Em um dado momento, Campos Neto se viu encurralado e, com dificuldades para justificar a Selic em 13,75%, ressaltou ser apenas um dos nove membros Copom, colegiado do BC responsável pela definição da taxa básica de juros.
Privilégio só para o rentismo
Segundo o presidente do Banco Central, o combate à inflação “é o melhor instrumento social que existe para combater a pobreza”, sem apresentar nenhuma outra forma de manter a inflação no centro da meta que não seja através da alta da Selic. Mas a presidenta da Contraf-CUT rebateu essa premissa, repetida diversas vezes por Campos Neto durante a audiência no Senado. “Como pode ser o melhor instrumento social se os juros neste patamar desestimulam o crescimento econômico, o ganho produtivo e a geração de empregos?

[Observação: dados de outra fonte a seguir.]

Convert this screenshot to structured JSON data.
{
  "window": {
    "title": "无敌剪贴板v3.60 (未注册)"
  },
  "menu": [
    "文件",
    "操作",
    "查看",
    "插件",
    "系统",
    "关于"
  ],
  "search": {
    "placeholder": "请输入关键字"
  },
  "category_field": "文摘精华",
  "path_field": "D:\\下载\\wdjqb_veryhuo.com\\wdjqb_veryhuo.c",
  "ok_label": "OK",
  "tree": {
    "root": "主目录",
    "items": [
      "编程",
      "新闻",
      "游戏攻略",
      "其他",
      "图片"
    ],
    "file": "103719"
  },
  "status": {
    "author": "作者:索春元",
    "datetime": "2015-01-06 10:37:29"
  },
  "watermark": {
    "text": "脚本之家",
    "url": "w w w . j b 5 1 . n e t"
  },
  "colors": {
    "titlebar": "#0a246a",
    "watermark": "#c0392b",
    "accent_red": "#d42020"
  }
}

A Selic em 13% serve apenas aos interesses dos rentistas do mercado financeiro, dos ricos que usam seus recursos para comprar títulos e viver de especulação”, observou Juvandia Moreira.
O secretário de Relações do Trabalho da Contraf-CUT, Jeferson Meira, o Jefão, responsável pelo acompanhamento da tramitação de temas de interesse da classe trabalhadora no Congresso, avalia como muito positivo o resultado da audiência pública. “Ficou ainda mais visível que precisamos rediscutir a questão da independência do Banco Central, porque parece que a instituição não tem autonomia em relação ao mercado”, ao lembrar que Campos Neto é ex-executivo do mercado financeiro. “A gente tem que ter em mente que a política monetária, praticada pelo BC, baliza as demais políticas econômicas. E ela, atualmente, não está em linha com o projeto do governo que o povo elegeu, porque dificulta a retomada do crescimento e a geração de empregos e renda. Estamos acompanhando no parlamento todas as discussões que influenciam esse tema, tão caro ao povo brasileiro e, sobretudo, à classe trabalhadora”, pontuou.